Roasted 3 days ago based on Eve's long term Spotify stats.
Eve, your Spotify profile reads like a proud resume for a one-dimensional party that never really knows when to end. You’ve got more Corridos in your playlist than a cowboy at a sad ranch, and I can only imagine that your idea of diversity is mixing in a little Reggaeton just to feel edgy. Seriously, it's like you walked into a music store and said, “I want all the genres that sound like a narcos' greatest hits compilation.” Congratulations, you’ve officially categorized yourself as the person who plays sad songs while eating tacos, but lacks the ability to cook! Your top artists list is essentially a Latin trap bingo card, and honestly, I’ve seen more creativity in a preschooler's finger painting. Bad Bunny? Drake?
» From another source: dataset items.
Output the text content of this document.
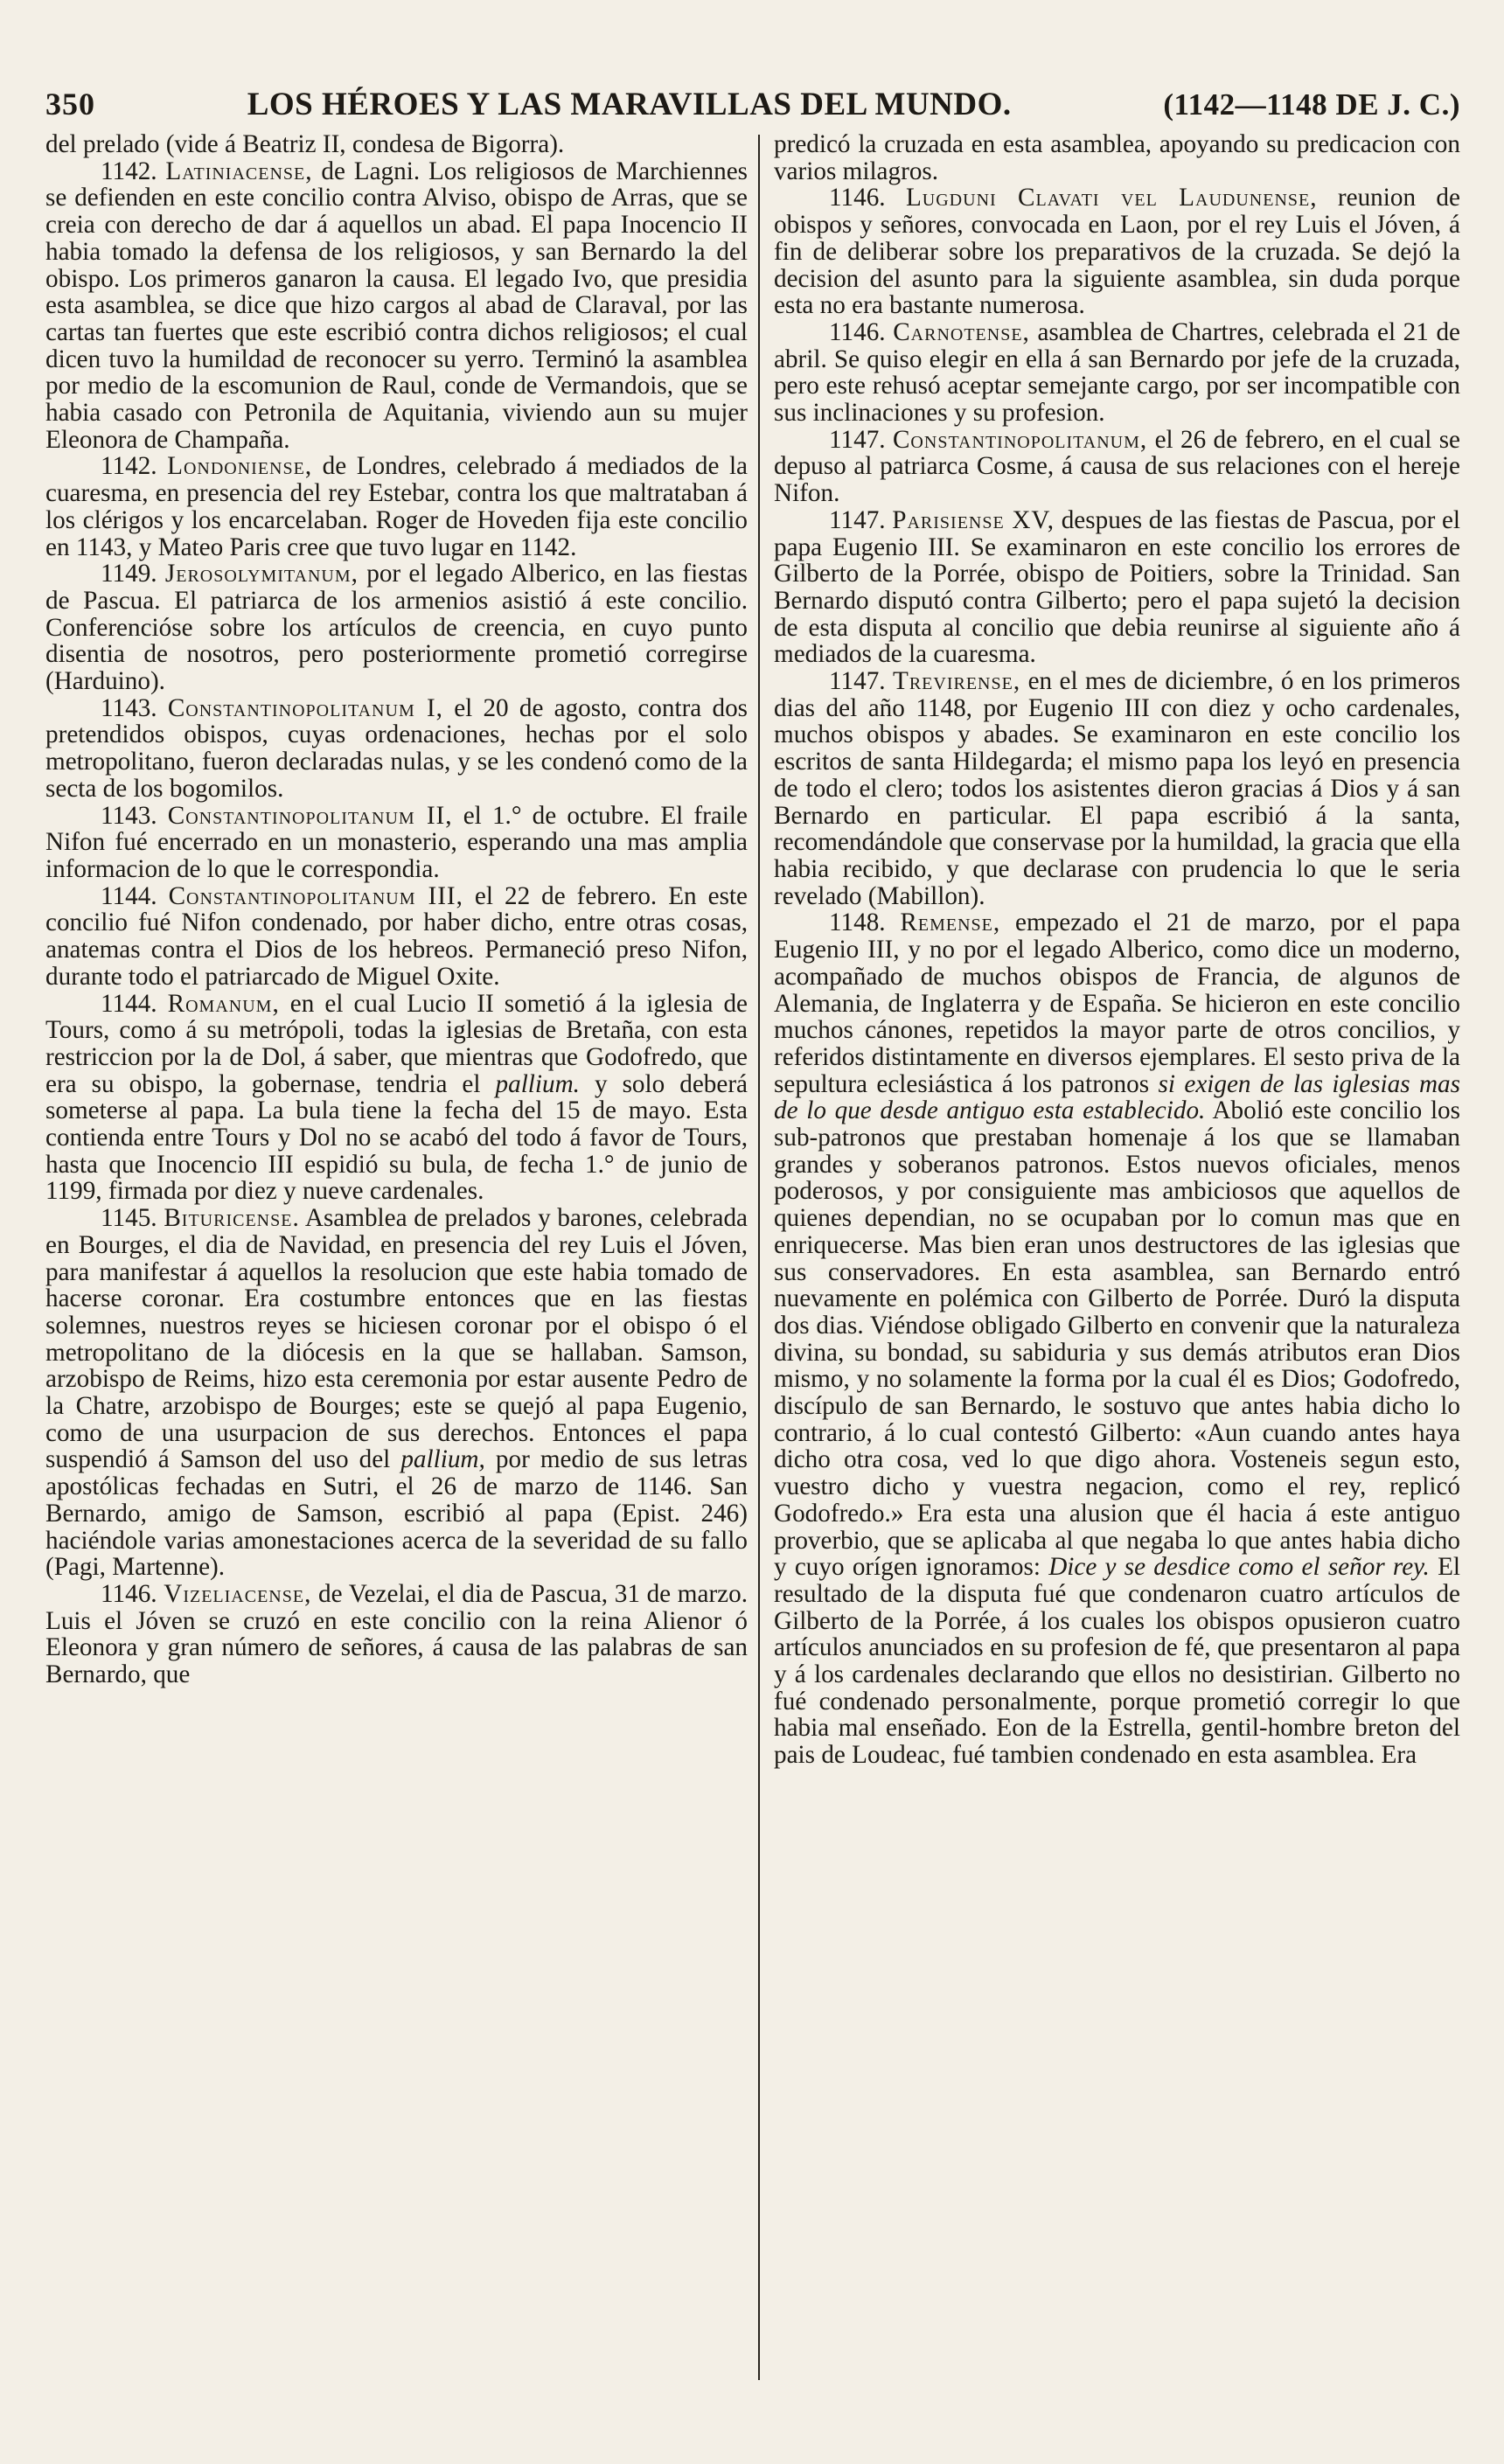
350	LOS HÉROES Y LAS MARAVILLAS DEL MUNDO.	(1142—1148 DE J. C.)

del prelado (vide á Beatriz II, condesa de Bigorra).

1142. Latiniacense, de Lagni. Los religiosos de Marchiennes se defienden en este concilio contra Alviso, obispo de Arras, que se creia con derecho de dar á aquellos un abad. El papa Inocencio II habia tomado la defensa de los religiosos, y san Bernardo la del obispo. Los primeros ganaron la causa. El legado Ivo, que presidia esta asamblea, se dice que hizo cargos al abad de Claraval, por las cartas tan fuertes que este escribió contra dichos religiosos; el cual dicen tuvo la humildad de reconocer su yerro. Terminó la asamblea por medio de la escomunion de Raul, conde de Vermandois, que se habia casado con Petronila de Aquitania, viviendo aun su mujer Eleonora de Champaña.

1142. Londoniense, de Londres, celebrado á mediados de la cuaresma, en presencia del rey Estebar, contra los que maltrataban á los clérigos y los encarcelaban. Roger de Hoveden fija este concilio en 1143, y Mateo Paris cree que tuvo lugar en 1142.

1149. Jerosolymitanum, por el legado Alberico, en las fiestas de Pascua. El patriarca de los armenios asistió á este concilio. Conferencióse sobre los artículos de creencia, en cuyo punto disentia de nosotros, pero posteriormente prometió corregirse (Harduino).

1143. Constantinopolitanum I, el 20 de agosto, contra dos pretendidos obispos, cuyas ordenaciones, hechas por el solo metropolitano, fueron declaradas nulas, y se les condenó como de la secta de los bogomilos.

1143. Constantinopolitanum II, el 1.° de octubre. El fraile Nifon fué encerrado en un monasterio, esperando una mas amplia informacion de lo que le correspondia.

1144. Constantinopolitanum III, el 22 de febrero. En este concilio fué Nifon condenado, por haber dicho, entre otras cosas, anatemas contra el Dios de los hebreos. Permaneció preso Nifon, durante todo el patriarcado de Miguel Oxite.

1144. Romanum, en el cual Lucio II sometió á la iglesia de Tours, como á su metrópoli, todas la iglesias de Bretaña, con esta restriccion por la de Dol, á saber, que mientras que Godofredo, que era su obispo, la gobernase, tendria el pallium. y solo deberá someterse al papa. La bula tiene la fecha del 15 de mayo. Esta contienda entre Tours y Dol no se acabó del todo á favor de Tours, hasta que Inocencio III espidió su bula, de fecha 1.° de junio de 1199, firmada por diez y nueve cardenales.

1145. Bituricense. Asamblea de prelados y barones, celebrada en Bourges, el dia de Navidad, en presencia del rey Luis el Jóven, para manifestar á aquellos la resolucion que este habia tomado de hacerse coronar. Era costumbre entonces que en las fiestas solemnes, nuestros reyes se hiciesen coronar por el obispo ó el metropolitano de la diócesis en la que se hallaban. Samson, arzobispo de Reims, hizo esta ceremonia por estar ausente Pedro de la Chatre, arzobispo de Bourges; este se quejó al papa Eugenio, como de una usurpacion de sus derechos. Entonces el papa suspendió á Samson del uso del pallium, por medio de sus letras apostólicas fechadas en Sutri, el 26 de marzo de 1146. San Bernardo, amigo de Samson, escribió al papa (Epist. 246) haciéndole varias amonestaciones acerca de la severidad de su fallo (Pagi, Martenne).

1146. Vizeliacense, de Vezelai, el dia de Pascua, 31 de marzo. Luis el Jóven se cruzó en este concilio con la reina Alienor ó Eleonora y gran número de señores, á causa de las palabras de san Bernardo, que

predicó la cruzada en esta asamblea, apoyando su predicacion con varios milagros.

1146. Lugduni Clavati vel Laudunense, reunion de obispos y señores, convocada en Laon, por el rey Luis el Jóven, á fin de deliberar sobre los preparativos de la cruzada. Se dejó la decision del asunto para la siguiente asamblea, sin duda porque esta no era bastante numerosa.

1146. Carnotense, asamblea de Chartres, celebrada el 21 de abril. Se quiso elegir en ella á san Bernardo por jefe de la cruzada, pero este rehusó aceptar semejante cargo, por ser incompatible con sus inclinaciones y su profesion.

1147. Constantinopolitanum, el 26 de febrero, en el cual se depuso al patriarca Cosme, á causa de sus relaciones con el hereje Nifon.

1147. Parisiense XV, despues de las fiestas de Pascua, por el papa Eugenio III. Se examinaron en este concilio los errores de Gilberto de la Porrée, obispo de Poitiers, sobre la Trinidad. San Bernardo disputó contra Gilberto; pero el papa sujetó la decision de esta disputa al concilio que debia reunirse al siguiente año á mediados de la cuaresma.

1147. Trevirense, en el mes de diciembre, ó en los primeros dias del año 1148, por Eugenio III con diez y ocho cardenales, muchos obispos y abades. Se examinaron en este concilio los escritos de santa Hildegarda; el mismo papa los leyó en presencia de todo el clero; todos los asistentes dieron gracias á Dios y á san Bernardo en particular. El papa escribió á la santa, recomendándole que conservase por la humildad, la gracia que ella habia recibido, y que declarase con prudencia lo que le seria revelado (Mabillon).

1148. Remense, empezado el 21 de marzo, por el papa Eugenio III, y no por el legado Alberico, como dice un moderno, acompañado de muchos obispos de Francia, de algunos de Alemania, de Inglaterra y de España. Se hicieron en este concilio muchos cánones, repetidos la mayor parte de otros concilios, y referidos distintamente en diversos ejemplares. El sesto priva de la sepultura eclesiástica á los patronos si exigen de las iglesias mas de lo que desde antiguo esta establecido. Abolió este concilio los sub-patronos que prestaban homenaje á los que se llamaban grandes y soberanos patronos. Estos nuevos oficiales, menos poderosos, y por consiguiente mas ambiciosos que aquellos de quienes dependian, no se ocupaban por lo comun mas que en enriquecerse. Mas bien eran unos destructores de las iglesias que sus conservadores. En esta asamblea, san Bernardo entró nuevamente en polémica con Gilberto de Porrée. Duró la disputa dos dias. Viéndose obligado Gilberto en convenir que la naturaleza divina, su bondad, su sabiduria y sus demás atributos eran Dios mismo, y no solamente la forma por la cual él es Dios; Godofredo, discípulo de san Bernardo, le sostuvo que antes habia dicho lo contrario, á lo cual contestó Gilberto: «Aun cuando antes haya dicho otra cosa, ved lo que digo ahora. Vosteneis segun esto, vuestro dicho y vuestra negacion, como el rey, replicó Godofredo.» Era esta una alusion que él hacia á este antiguo proverbio, que se aplicaba al que negaba lo que antes habia dicho y cuyo orígen ignoramos: Dice y se desdice como el señor rey. El resultado de la disputa fué que condenaron cuatro artículos de Gilberto de la Porrée, á los cuales los obispos opusieron cuatro artículos anunciados en su profesion de fé, que presentaron al papa y á los cardenales declarando que ellos no desistirian. Gilberto no fué condenado personalmente, porque prometió corregir lo que habia mal enseñado. Eon de la Estrella, gentil-hombre breton del pais de Loudeac, fué tambien condenado en esta asamblea. Era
A few more songs and you might as well be snagging a personal award for “Most Likely to Cry in Public at a Reggaeton Concert.” Let’s not even get started on “Sad Sierreño” – it’s impressive how you’ve curated a playlist that screams “I need therapy, but I choose to drown my sorrows in lyrics about heartbreak and cartel drama.” And those most played songs? My friend, I didn’t realize I’d stumbled onto an audio diary of your deepest, most melodramatic moments. With titles like “Janice STFU,” it's clear you’re just waiting for someone to give you a reason to throw your phone at the wall while reenacting your latest breakup. Keep that energy up, and you might just become the unofficial soundtrack for every overdramatic scene in a telenovela. So here’s to you, Eve — the self-proclaimed queen of Corridos and the reigning monarch of heartache!
Roasts are purely for fun and entertainment. They're not meant to be taken seriously. Enjoy the laughs, but remember your music taste is uniquely yours!